このような事態を打開するために、2015年に個人情報保護法が改正され、個人情報取扱事業者等が業務に関して取り扱った個人情報データベース等を、自己若しくは第三者の不正な利益を図る目的で提供または盗用した場合には1年以下の懲役または50万円以下の罰金に処されるという「個人情報データベース等提供罪」(個人情報保護法83条)が新設されました。
「個人情報データベース等」は、個人情報を含む情報の集合物であって、個人情報を検索できるように体系化されたものです。電子メールソフトに保管されているアドレス帳などの他に、手書きで整理されたものであっても個人情報を検索できるようになっているものがこれに当たります。データベースに含まれる個人情報の数が多く、特定の個人を容易に検索できることから、個人情報そのものではなく「個人情報データベース等」が保護の対象となっているのですが、個人情報そのものが不正取得された場合には処罰の対象とならないのは法改正後も同じです。

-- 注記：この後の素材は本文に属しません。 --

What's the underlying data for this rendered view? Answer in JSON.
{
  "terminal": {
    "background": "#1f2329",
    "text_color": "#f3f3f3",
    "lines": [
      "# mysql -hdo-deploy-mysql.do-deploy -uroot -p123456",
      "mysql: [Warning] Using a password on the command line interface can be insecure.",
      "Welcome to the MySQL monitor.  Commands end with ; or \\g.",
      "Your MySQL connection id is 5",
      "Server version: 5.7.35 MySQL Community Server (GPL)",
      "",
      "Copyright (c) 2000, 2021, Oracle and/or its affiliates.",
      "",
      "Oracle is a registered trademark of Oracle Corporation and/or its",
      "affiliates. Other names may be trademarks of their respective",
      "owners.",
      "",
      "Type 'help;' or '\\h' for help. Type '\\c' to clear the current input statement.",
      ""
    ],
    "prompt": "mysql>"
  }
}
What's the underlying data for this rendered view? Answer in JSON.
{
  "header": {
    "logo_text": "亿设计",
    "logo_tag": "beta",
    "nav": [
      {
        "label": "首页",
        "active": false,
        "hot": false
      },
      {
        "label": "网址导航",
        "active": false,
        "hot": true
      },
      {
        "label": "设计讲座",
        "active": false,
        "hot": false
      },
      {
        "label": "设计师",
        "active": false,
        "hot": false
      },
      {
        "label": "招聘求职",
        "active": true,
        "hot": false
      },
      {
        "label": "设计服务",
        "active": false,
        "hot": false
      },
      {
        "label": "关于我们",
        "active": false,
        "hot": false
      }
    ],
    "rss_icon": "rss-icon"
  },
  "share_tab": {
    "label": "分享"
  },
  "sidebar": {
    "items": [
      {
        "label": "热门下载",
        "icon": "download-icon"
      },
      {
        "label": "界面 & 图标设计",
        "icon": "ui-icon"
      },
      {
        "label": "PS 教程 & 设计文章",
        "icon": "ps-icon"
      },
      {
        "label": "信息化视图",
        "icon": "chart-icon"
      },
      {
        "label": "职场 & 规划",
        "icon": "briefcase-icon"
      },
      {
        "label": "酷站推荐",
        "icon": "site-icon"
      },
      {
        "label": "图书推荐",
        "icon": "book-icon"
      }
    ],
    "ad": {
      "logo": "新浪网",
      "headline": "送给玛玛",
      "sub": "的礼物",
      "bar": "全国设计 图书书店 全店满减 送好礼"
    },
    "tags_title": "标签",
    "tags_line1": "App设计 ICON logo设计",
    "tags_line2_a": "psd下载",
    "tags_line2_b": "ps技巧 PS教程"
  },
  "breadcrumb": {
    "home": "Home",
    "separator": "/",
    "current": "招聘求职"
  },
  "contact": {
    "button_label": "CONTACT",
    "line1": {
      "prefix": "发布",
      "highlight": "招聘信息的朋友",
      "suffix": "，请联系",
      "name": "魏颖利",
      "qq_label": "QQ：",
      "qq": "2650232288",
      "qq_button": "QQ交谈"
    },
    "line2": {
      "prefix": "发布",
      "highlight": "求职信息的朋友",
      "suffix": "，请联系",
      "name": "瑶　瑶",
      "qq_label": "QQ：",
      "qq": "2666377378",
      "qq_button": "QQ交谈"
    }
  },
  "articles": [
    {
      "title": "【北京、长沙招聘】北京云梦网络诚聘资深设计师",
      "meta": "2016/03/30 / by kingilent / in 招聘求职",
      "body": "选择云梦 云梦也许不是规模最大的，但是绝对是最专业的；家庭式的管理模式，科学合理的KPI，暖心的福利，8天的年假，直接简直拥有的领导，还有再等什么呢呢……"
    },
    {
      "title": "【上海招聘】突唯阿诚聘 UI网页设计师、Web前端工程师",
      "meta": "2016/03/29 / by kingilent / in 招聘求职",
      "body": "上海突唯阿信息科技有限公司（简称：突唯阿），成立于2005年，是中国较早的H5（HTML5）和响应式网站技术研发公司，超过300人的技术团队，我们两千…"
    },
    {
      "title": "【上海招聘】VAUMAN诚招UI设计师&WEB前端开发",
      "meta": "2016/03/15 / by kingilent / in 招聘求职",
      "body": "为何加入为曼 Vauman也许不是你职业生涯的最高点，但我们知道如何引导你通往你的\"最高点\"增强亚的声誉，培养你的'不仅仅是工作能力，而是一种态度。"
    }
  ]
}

また、個人情報保護法83条では個人情報データベース等を「提供」または「盗用」する行為のみが処罰の対象となります。「提供」とは、他人が利用できる状態に置くことであり、「盗用」とは盗み利用することですが、個人情報データベース等を第三者に売却する行為が「提供」や「盗用」に含まれるかどうかは定かではありません(実際に83条が適用・処罰された事例がまだ見当たらないからです)。個人情報の売却は悪質な行為といえますので、(営業秘密に該当しないので不正競争防止法で保護できない)個人情報データベース等を不正取得した後に売却した場合に現行法では処罰されないとすれば、少々不思議ではないでしょうか。また、売却は「提供」や「盗用」に含まれるとするのが83条の趣旨だとすれば、売却を「提供」や「盗用」と同じ刑の重さで処罰してよいのかも疑問です。
「個人情報データベース等提供罪」はまだ新設されたばかりであり、個人情報保護という新しい法領域はこれからも議論の余地のある分野なので、さらなる改正が行われる可能性があります。個人情報保護に限らず、社会問題との関係において、法律はどうしても後追いになってしまうのですが、国民の利益を保護するために、刑罰はどう立法されるべきなのかということは、今後も検討すべき問題であると思います。